Author contributions
Conceptualization, A.S.; methodology, A.S.; investigation, A.S. and J.F.; writing – original draft, A.S.; writing – review and editing, A.S. and J.F.; funding acquisition, J.F.; supervision, J.F.
Declaration of interests
The authors declare no competing interests.
Declaration of generative AI and AI-assisted technologies in the writing process
During the preparation of this work, the authors used GPT-4 in order to improve writing and readability.
STAR★Methods
Key resources table
REAGENT or RESOURCESOURCEIDENTIFIERDeposited dataAll pre-processed data essential for reproducing this paper resultsThis paperhttps://zenodo.org/records/13969533Mode of inheritance dataGenCC47https://thegencc.orgMode of inheritance dataOMIM48https://omim.orgMolecular mechanism dataBadony and Marsh8https://osf.io/z4dcp/Protein-protein interaction dataSTRINGdb11https://string-db.orgProtein-protein interaction dataBioGRID12https://thebiogrid.orgProtein-protein interaction dataHuRI13http://www.interactome-atlas.orgProtein-protein interaction dataMenche et al.14https://doi.org/10.1126/science.1257601Predicted protein structuresAlphaFold15https://alphafold.ebi.ac.ukProtein SequencesUniProt24https://www.uniprot.orgSoftware and algorithmsCode essential for reproducing this paper resultsThis paperhttps://github.com/AliSaadatV/Structural-InteractomicsPython 3Python Software Foundationhttps://www.python.orgMMseqs2Steinegger and Soding20https://github.com/soedinglab/MMseqs2
Method details
Data collection
Mode of inheritance
We collected the MOI data from the Gene Curation Coalition (GenCC)47 as well as the Online Mendelian Inheritance in Man (OMIM).48 For GenCC records, we kept records with definitive, strong, or moderate gene-disease clinical validity.
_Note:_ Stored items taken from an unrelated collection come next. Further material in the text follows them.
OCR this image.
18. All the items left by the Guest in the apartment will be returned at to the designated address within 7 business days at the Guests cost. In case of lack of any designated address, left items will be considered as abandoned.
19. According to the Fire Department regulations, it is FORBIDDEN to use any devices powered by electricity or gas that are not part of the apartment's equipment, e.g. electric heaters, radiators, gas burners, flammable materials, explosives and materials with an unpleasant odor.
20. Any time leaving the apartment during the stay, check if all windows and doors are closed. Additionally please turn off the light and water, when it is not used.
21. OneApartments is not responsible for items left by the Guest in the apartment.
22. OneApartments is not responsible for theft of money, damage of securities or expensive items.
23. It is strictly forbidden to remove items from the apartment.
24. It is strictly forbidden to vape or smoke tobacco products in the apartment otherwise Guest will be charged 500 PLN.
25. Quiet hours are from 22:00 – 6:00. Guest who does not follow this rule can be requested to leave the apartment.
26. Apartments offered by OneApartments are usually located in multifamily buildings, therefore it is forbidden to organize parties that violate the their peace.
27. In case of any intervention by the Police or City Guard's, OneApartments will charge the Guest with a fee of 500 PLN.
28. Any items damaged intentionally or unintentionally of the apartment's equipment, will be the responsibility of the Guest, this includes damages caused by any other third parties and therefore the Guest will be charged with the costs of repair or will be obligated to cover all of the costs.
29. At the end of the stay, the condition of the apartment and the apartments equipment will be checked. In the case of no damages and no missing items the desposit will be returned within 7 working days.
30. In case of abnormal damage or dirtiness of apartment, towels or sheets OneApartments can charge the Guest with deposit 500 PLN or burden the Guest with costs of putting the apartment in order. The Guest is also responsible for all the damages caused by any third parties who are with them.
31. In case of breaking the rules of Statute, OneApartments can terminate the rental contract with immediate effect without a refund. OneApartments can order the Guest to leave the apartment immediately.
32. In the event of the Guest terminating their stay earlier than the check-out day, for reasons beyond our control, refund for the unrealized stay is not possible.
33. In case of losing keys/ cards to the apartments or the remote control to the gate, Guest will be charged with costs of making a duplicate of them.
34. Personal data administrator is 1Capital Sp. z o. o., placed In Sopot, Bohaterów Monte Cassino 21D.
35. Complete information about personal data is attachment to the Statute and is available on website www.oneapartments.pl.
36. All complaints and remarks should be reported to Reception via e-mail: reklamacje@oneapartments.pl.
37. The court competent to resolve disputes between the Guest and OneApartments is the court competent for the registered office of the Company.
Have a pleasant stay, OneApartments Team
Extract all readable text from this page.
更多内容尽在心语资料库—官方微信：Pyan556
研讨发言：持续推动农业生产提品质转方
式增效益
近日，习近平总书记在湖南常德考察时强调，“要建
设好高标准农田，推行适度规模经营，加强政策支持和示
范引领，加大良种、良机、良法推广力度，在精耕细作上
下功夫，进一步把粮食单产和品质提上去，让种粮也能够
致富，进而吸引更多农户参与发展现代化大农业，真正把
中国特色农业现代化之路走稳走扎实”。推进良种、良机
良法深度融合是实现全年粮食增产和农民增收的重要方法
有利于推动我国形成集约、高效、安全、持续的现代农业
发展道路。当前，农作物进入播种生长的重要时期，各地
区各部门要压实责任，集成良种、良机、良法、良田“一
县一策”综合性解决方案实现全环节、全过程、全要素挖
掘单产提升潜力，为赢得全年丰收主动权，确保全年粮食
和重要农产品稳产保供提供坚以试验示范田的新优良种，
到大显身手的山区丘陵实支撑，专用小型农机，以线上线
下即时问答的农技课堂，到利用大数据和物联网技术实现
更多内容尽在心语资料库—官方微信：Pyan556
We focused on autosomal proteins, due to intrinsic differences in MOI for X chromosome proteins. Proteins were accordingly labeled as AD, AR, or ADAR (both dominant and recessive).
Molecular mechanism
We collected the functional effect of AD proteins from Badonyi and Marsh.8 This is a curated set of AD proteins labeled with their known functional effects, including DN, GOF, and HI.
PPI network
To make a comprehensive PPI network, we combined the interaction from four resources: STRINGdb with interaction score 0.7,11 BioGRID,12 the Human Reference Interactome (HuRI),13 and Menche et al.,14 which resulted in a network with 17,248 nodes, and 375,494 edges.
Protein graph
We downloaded the predicted structures of all human proteins from the AlphaFold database.15 We then used Graphein16 to construct a residue graph for each protein based on its structure. In these residue graphs, nodes represent amino acids, and edges capture various interactions between them, including peptide bonds, aromatic interactions, hydrogen bonds, disulfide bonds, ionic interactions, aromatic-sulfur interactions, and cation-π interactions. To account for long-range amino acid interactions, we included edges between amino acids that are spatially close (<5 angstroms) but distant in the sequence (>5 amino acids apart).
Protein features
We annotated all proteins with 97 features covering various aspects of protein characteristics, including structure and function, conservation and constraint, and expression and regulation. Using the training set, we excluded features with low variance (<0.1) or high correlation (>0.8), resulting in a final selection of 78 features. The complete list of initial and selected protein features is provided in Table S1.
Residue features
For the residue graphs, we annotated the nodes (i.e. amino acids) with 132 features covering various aspects including structure and function, sequence, biochemical, and evolutionary charecteristics. Using the training set, we excluded features with low variance (<0.01) or high correlation (>0.8), resulting in a final selection of 73 features. The complete list of initial and selected residue features is provided in Table S2.
Model development
Study design
In this study, MOI is predicted by classifying nodes in a PPI network, while functional effect prediction is framed as a graph classification task. Both models use a multi-label classification approach, allowing inputs to have more than one label. All experiments were conducted using the PyTorch Geometric library.49
We leverage GNNs because they can directly utilize the relational structure of the data by propagating information through the graph,50 whereas traditional machine learning models require explicit feature engineering to incorporate graph-based information. For MOI prediction, PPI networks encode valuable topological properties that influence disease mechanisms. GNNs capture both individual protein features and their connectivity within the network, an aspect that conventional ML models struggle to integrate effectively. Similarly, for functional effect prediction, protein structure graphs provide spatial and biochemical context at the residue level. While traditional ML approaches require manually extracting graph-based features (e.g., graph centrality, residue connectivity), GNNs inherently integrate these properties, enabling a more comprehensive representation of structural and functional information.
Architecture
For both MOI and functional effect prediction, we utilized various graph neural network architecture including graph convolutional network (GCN),17 graph attention network (GAT),18 and graph isomorphism network (GIN).19
GCNs extend the concept of convolution from grid-like data (such as images) to graph data, allowing the aggregation of feature information from neighboring nodes. This approach effectively captures local graph structure and node features. The forward propagation formula in a GCN is given by:
- (1) : The node feature vector at layer l.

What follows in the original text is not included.